D’après le poète Jan van der Noot, en l’an 1576, le néerlandais le plus châtié et le meilleur qui soit se parlait dans le Brabant: “Alzoo wordt in Brabant met d’allersuetste voys, Gesproken en ghebruyct het alder beste duyts.” Certes, ce Brabançon de naissance manquait certainement d’objectivité sur la question, mais il n’était pas seul à penser de la sorte. À la fin du seizième siècle, une véritable mode brabançonne se répandit en effet dans les Pays-Bas septentrionaux.
La honte du hollandais
Cette mode brabançonne se marquait non seulement dans le domaine vestimentaire, mais aussi dans le langage. Après la chute d’Anvers en 1585 et la proclamation de la République des Sept Provinces-Unies des Pays-Bas en 1588, nombre de Brabançons et de Flamands prirent la fuite vers le nord pour échapper au régime espagnol. D’éminents entrepreneurs, érudits, écrivains et peintres du sud tels qu’Isaac Lemaire, Louis de Geer, Simon Stevin, Philippe de Marnix de Sainte-Aldegonde, Frans Hals ou Karel van Mander s’établirent ainsi dans des villes comme Haarlem, Alkmaar, Amsterdam, Leyde et Gouda.
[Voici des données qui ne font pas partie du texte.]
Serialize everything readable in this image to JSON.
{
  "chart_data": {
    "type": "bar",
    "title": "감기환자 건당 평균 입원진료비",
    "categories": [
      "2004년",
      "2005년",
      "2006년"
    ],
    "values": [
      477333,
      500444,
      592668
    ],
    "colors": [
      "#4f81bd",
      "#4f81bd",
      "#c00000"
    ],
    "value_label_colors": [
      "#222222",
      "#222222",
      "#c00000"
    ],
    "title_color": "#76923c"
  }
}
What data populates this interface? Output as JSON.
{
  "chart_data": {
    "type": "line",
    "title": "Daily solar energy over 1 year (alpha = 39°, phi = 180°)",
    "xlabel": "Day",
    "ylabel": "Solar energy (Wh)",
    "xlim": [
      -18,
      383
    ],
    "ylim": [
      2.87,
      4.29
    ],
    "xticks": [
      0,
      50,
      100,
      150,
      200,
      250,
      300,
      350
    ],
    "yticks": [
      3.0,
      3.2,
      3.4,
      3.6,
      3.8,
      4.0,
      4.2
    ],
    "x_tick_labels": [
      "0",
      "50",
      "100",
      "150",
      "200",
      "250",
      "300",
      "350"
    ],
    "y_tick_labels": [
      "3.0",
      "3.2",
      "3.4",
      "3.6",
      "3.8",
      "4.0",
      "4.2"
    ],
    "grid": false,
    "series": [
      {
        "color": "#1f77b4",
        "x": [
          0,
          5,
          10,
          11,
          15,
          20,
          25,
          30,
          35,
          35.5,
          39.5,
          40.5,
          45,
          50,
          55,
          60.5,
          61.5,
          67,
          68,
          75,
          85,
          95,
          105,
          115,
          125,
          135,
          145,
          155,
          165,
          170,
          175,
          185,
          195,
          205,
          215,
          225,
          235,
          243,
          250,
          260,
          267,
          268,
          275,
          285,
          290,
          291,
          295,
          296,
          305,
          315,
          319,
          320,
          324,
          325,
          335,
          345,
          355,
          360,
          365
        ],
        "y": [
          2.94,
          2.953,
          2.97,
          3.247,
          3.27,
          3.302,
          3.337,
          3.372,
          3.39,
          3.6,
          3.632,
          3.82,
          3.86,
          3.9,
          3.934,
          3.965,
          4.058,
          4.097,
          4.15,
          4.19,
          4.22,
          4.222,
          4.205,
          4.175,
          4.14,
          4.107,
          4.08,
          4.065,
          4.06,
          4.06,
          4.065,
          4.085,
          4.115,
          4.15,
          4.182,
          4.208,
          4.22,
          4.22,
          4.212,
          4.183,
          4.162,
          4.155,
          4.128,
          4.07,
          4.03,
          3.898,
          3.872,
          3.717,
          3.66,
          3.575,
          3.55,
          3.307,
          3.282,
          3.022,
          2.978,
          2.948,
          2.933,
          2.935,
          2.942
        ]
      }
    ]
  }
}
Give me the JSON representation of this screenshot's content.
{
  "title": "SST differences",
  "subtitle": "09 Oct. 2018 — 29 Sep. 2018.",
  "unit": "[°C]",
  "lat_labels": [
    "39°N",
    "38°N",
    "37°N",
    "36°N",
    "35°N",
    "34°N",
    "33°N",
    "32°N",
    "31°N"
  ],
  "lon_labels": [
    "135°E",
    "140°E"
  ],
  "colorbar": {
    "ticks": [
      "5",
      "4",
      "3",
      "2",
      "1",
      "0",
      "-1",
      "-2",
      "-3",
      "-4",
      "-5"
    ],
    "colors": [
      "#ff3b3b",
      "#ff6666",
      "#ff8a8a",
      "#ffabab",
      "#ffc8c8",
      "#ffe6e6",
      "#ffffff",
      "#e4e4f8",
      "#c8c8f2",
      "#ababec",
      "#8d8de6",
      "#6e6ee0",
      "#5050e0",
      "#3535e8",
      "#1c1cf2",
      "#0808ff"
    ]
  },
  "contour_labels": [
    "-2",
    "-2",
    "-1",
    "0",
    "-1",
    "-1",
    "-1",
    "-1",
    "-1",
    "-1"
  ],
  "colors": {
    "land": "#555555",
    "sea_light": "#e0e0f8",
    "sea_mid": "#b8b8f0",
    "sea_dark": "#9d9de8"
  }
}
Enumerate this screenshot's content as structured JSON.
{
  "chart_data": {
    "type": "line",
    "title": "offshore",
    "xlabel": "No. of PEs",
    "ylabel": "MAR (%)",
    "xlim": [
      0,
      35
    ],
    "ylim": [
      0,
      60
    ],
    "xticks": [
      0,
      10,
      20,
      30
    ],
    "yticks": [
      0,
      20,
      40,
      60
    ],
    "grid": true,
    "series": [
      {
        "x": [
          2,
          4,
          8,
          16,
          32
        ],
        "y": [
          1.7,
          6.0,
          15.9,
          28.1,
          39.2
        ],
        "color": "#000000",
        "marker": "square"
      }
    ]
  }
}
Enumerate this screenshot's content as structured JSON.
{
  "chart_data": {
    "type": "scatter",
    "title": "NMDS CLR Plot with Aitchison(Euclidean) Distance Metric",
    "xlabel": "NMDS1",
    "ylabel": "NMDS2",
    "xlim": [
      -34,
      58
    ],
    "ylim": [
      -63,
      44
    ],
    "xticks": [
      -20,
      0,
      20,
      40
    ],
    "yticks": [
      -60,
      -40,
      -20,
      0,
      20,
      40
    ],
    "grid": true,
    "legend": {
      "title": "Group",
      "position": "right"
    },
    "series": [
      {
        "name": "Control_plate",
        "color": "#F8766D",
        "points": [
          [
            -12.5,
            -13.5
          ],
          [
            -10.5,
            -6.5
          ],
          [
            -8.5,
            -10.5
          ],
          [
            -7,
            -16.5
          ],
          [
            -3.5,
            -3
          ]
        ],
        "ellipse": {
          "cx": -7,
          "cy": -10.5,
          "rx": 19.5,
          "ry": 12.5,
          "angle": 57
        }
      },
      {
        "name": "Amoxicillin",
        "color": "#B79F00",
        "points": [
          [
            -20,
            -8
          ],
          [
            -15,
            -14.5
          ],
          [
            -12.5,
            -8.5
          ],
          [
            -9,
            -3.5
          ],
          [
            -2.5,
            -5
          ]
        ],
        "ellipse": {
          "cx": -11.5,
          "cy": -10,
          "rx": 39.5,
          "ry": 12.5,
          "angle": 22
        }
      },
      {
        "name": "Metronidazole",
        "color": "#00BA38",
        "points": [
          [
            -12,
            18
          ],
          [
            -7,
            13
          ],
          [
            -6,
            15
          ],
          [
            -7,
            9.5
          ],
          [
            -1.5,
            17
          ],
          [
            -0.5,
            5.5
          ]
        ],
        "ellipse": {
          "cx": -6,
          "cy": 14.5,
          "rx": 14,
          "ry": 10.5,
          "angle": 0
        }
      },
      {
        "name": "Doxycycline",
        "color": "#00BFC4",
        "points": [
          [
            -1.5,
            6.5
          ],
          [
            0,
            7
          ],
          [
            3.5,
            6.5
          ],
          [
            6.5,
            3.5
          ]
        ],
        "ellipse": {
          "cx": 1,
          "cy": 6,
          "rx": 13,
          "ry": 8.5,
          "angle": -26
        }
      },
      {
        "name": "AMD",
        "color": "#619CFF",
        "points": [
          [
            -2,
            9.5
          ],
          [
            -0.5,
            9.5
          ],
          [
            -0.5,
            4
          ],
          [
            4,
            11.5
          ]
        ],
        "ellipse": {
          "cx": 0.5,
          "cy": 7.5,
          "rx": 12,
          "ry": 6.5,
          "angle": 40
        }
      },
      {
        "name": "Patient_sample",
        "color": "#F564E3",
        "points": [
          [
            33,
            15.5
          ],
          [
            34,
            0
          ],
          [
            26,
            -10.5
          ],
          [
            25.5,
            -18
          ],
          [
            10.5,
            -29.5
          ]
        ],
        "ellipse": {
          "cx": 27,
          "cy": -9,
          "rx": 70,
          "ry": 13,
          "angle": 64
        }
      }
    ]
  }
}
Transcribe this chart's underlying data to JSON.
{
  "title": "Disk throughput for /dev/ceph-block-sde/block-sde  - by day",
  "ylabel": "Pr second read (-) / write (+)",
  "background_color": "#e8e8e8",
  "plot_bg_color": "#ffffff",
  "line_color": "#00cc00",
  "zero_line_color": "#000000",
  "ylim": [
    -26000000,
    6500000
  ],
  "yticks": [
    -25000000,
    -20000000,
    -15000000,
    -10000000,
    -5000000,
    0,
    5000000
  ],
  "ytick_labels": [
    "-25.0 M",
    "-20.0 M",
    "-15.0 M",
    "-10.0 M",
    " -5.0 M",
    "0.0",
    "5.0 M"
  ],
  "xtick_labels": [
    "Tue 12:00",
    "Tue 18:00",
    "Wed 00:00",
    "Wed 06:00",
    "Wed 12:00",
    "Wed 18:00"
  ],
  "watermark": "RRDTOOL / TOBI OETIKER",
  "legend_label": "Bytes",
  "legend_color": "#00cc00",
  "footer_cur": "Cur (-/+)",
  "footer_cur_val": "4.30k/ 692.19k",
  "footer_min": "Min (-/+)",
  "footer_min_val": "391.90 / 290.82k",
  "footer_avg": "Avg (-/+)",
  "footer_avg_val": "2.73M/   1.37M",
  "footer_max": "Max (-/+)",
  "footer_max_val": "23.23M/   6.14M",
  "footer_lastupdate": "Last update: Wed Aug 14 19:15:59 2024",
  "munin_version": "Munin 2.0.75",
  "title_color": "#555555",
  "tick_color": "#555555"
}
Les immigrés des Pays-Bas méridionaux se distinguaient par leurs tenues flamboyantes, par leur accent et par les nombreux emprunts au français qui émaillaient leurs phrases: schaduw (ombre) devenait ainsi lommer, verdriet (tristesse) se disait smart. Ils fondèrent leurs propres chambres de rhétorique, baptisées ’t Wit Lavendel (la lavande blanche) à Amsterdam, De Oranje Lelijkens (le muguet orange) à Leyde, De Witte Angieren (les œillets blancs) à Haarlem et De Geele Fiolette (les pensées jaunes) à Gouda. Dans leurs poèmes, ils rattachaient deux mots lorsque le premier se terminait par e et que le second commençait par h, parce que le h en début de mot ne se prononçait pas dans de nombreux dialectes méridionaux. De hoge devenait ainsi d’oghe, et de hemel devenait d’(h)emel. Les poètes de la République suivirent brièvement cet exemple, mais firent vite machine arrière. Vondel fit ainsi rajouter à la deuxième impression de sa tragédie Palamedes toutes les voyelles qu’il avait élidées dans la première.
© Stichting de Boer
La mode brabançonne ne fut donc que passagère. Les chambres de rhétorique méridionales disparurent, et ceux qui avaient embrassé la mode brabançonne furent tournés en ridicule par leurs contemporains. Le poète amstellodamois Roemer Visscher demandait ainsi, dès 1599, si les jeunes femmes d’Amsterdam qui parlaient à la brabançonne avaient honte du hollandais:
Op Brabants segghense jae voorwaer Op Brabants spreken sy alle gaer: Amsterdams Dochters doet mijn bescheyt, Schaemt ghy u van de Hollantsche botticheyt? |
Op z’n Brabants zeggen ze “jae voorwaer” Op z’n Brabants spreken ze allegaar [allemaal] Amsterdamse dochters, doe mij bescheid [vertel me] Schaamt u zich voor de Hollandse bottigheid? |
À la brabançonne, elles disent « certes oui » ; À la brabançonne, toutes, elles s’expriment ; Filles d’Amsterdam, dites-mois donc ; La rudesse hollandaise vous ferait-elle honte ? |
De plus, les méridionaux s’intégrèrent rapidement dans la société néerlandaise septentrionale, comme en témoigne cette remarque du personnage principal de la pièce De Klucht van Claas Kloet (1619) à propos de son épouse brabançonne: “Sy spreeckt oock alries zo plat Amsterdams, dat je se iens ginckt hooren, Je sout segghen, s’isser ewonnen en eboren” (À l’entendre parler le patois d’Amsterdam, vous croiriez qu’elle est née et a grandi là).
© Rijksmuseum, Amsterdam
Une langue suprarégionale
Le néerlandais standard prit forme pendant la période d’émigration massive depuis les provinces du sud vers la République. Auparavant, cette langue n’existait pas: au Moyen Âge, tout le monde parlait le dialecte de sa région ou de sa ville. Dans la langue écrite, les usages trop locaux étaient cependant évincés. Les clercs qui recopiaient les textes dans des centres d’écriture régionaux respectaient certaines conventions de la langue écrite, afin que leurs textes soient compréhensibles hors de leur environnement direct. Ils firent très tôt une distinction entre la langue «soignée» et moins soignée. Dans les textes formels du quatorzième siècle, les écrivains du sud écrivaient koning (roi) et
molen (moulin), alors que dans la langue orale du quotidien, ils disaient kuening et muelen, ces dernières formes étant considérées comme moins raffinées. De même, ils écrivaient généralement le h en début de mot (half, hebben, hof), alors qu’il n’était pas prononcé dans la plupart des dialectes du sud.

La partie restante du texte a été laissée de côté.